Quel fardeau te pèse, ô mon âme! Sur ce vieux lit des jours par l'ennui retourné, Comme un fruit de douleurs qui pèse aux flancs de femme, Impatient de naître et pleurant d'être né? La nuit tombe, ô mon âme ! un peu de veille encore ! Ce coucher d'un soleil est d'un autre l'aurore Vois comme avec tes sens s'écroule ta prison ! Vois comme aux premiers vents de la précoce automne Sur les bords de l'étang où le roseau frissonne, S'envole brin à brin le duvet du chardon ! Vois comme de mon front la couronne est fragile! Vois comme cet oiseau dont le nid est la tuile Nous suit pour emporter à son frileux asile Nos cheveux blancs, pareils à la toison que file La vieille femme assise au seuil de sa maison ! Dans un lointain qui fuit ma jeunesse recule, Ma sève refroidie avec lenteur circule, L'arbre quitte sa feuille et va nouer son fruit: Bénis plutôt ce Dieu qui place un crépuscule Ne presse pas ces jours qu'un autre doigt calcule, Entre les bruits du soir et la paix de la nuit! Moi qui par des concerts saluai ta naissance, Moi qui te réveillai neuve à cette existence Avec des chants de fête et des chants d'espérance, Moi qui fis de ton cœur chanter chaque soupir, Veux-tu que, remontant ma harpe qui sommeille, Comme un David assis près d'un Saül qui veille, Je chante encor pour t'assoupir?

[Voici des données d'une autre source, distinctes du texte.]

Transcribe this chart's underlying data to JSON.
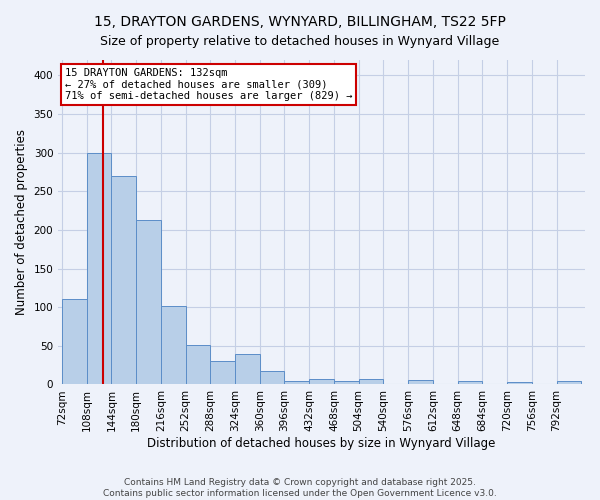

L'AME. Non ! Depuis qu'en ces lieux le temps m'oublia seule, La terre m'apparaît vieille comme une aïeule Qui pleure ses enfants sous ses robes de deuil. Je n'aime des longs jours que l'heure des ténèbres, Je n'écoute des chants que ces strophes funèbres Que sanglote le prêtre en menant un cercueil.

MOI. Pourtant le soir qui tombe a des langueurs sereines Que la fin donne à tout, aux bonheurs comme aux peines; Le linceul même est tiède au cœur enseveli: On a vidé ses yeux de ses dernières larmes, L'âme à son désespoir trouve de tristes charmes, Et des bonheurs perdus se sauve dans l'oubli.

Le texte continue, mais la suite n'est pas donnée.